Choosing the Readout Quadrature
by
Robert Ward
—
last modified
2010-10-07 15:42
In detuned interferometers, the GW signal is no longer purely in the phase quadrature. It now appears in a frequency-dependent manner in all quadratures, and so a choice must be made about which quadrature to detect (when using homodyne detection).
Homodyne Detection (DC readout)
Homodyne detection is what is currently implemented in GWINC. It differs subtlely from DC readout. In DC readout, the quadrature is decided by the relative sizes of the arm cavity loss imbalance and the arm cavity length offsets.
GWINC ignores this, and just uses a specified quadrature. This plot shows how the inspiral ranges vary with quadrature for an input power of 125W and this plot is the same for 30W.

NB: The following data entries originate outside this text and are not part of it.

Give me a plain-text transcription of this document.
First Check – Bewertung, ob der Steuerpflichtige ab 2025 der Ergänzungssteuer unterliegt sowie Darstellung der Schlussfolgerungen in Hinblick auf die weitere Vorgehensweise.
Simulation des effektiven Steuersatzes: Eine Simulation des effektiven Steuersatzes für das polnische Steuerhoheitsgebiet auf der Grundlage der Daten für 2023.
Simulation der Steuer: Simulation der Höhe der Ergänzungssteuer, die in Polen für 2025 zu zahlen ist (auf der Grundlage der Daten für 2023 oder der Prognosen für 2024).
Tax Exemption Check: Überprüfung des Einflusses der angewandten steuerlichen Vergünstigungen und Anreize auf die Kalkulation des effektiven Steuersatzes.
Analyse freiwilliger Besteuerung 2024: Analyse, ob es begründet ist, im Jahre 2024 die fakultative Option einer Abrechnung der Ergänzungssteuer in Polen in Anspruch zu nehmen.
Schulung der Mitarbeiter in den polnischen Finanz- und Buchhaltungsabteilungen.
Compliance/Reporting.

Lacking better information, the current reference quadrature is pi/2. We should be able to get arbitrarily close to this quadrature, so long as the differential losses in the arm cavities are low.
Heterodyne Detection
In principle, with heterodyne detection, unbalanced RF sidebands will allow simultaneous detection of all quadratures. The achievable quantum-noise limited sensitivity is still worse than with homodyne detection, but this is still worth considering. It's usually ruled out for technical noise reasons rather than quantum-noise reasons, however.